First, the APM levels (set with 'hdparm -B') are grouped in logical blocks: setting it to 128 or more (i.e., 80h) prevents the disk ever going to standby mode (at least automatically); similarly, setting it to 192 (C0h) or higher prevents the mode ever dropping to low power idle - no matter how long the period of inactivity. The heads are unloaded in low power idle and lower modes.
So, for my drive at least, the assertion that, with a value of 254, the drive "will still unload heads, but far less often" is not true. I would be suspicious of any other blanket statements about this setting.
From experiments, it seems the raw value of load cycle for my disk does indeed count transitions between low power idle and active idle, i.e., head load/unload cycles. However, the disk is still spinning in low power idle and power consumption is 0.65W, not very much less than the 0.85W of active idle, whereas recovery time deteriorates from 20ms to 300ms.
Based on that, 'hdparm -B192' seems a reasonable setting - higher might improve performance (at the cost of power) but it can't possibly reduce the load cycles any further.

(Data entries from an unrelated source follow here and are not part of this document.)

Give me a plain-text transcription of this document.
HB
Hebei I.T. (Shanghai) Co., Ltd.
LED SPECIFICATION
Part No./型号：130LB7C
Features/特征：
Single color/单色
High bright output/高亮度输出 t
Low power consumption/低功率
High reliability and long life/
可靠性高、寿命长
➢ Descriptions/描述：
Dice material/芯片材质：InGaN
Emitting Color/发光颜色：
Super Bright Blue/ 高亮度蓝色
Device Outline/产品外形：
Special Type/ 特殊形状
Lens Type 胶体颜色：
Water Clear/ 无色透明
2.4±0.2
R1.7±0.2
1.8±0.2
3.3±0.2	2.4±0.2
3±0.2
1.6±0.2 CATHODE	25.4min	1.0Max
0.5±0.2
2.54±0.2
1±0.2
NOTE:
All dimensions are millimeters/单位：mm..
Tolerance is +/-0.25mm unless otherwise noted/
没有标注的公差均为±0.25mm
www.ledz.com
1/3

Load_Cycle_Count on my drive is almost at its threshold, no other stat is anywhere near "old age" or "pre-fail". As a raw number, it's over a million.
Further, it definitely looks like a hard drive problem, not a Linux or even a BIOS one: my Hitachi's APM level is a reasonable 128 at power up but anything lower than 192 causes it to do quite frequent load/unloads - that is, if it's allowed to drop to low power idle at all then it will do so frequently and repeatedly without a prudent delay, sometimes several times a minute.
The drive mode transition times are supposed to adapt to the access pattern ("adaptive power save control"); I suspect the algorithm is flawed perhaps because they haven't tested against a sufficient number of usage profiles. Nothing in the manual gives me any reason to believe the drive's sub-192 behaviour is remotely healthy.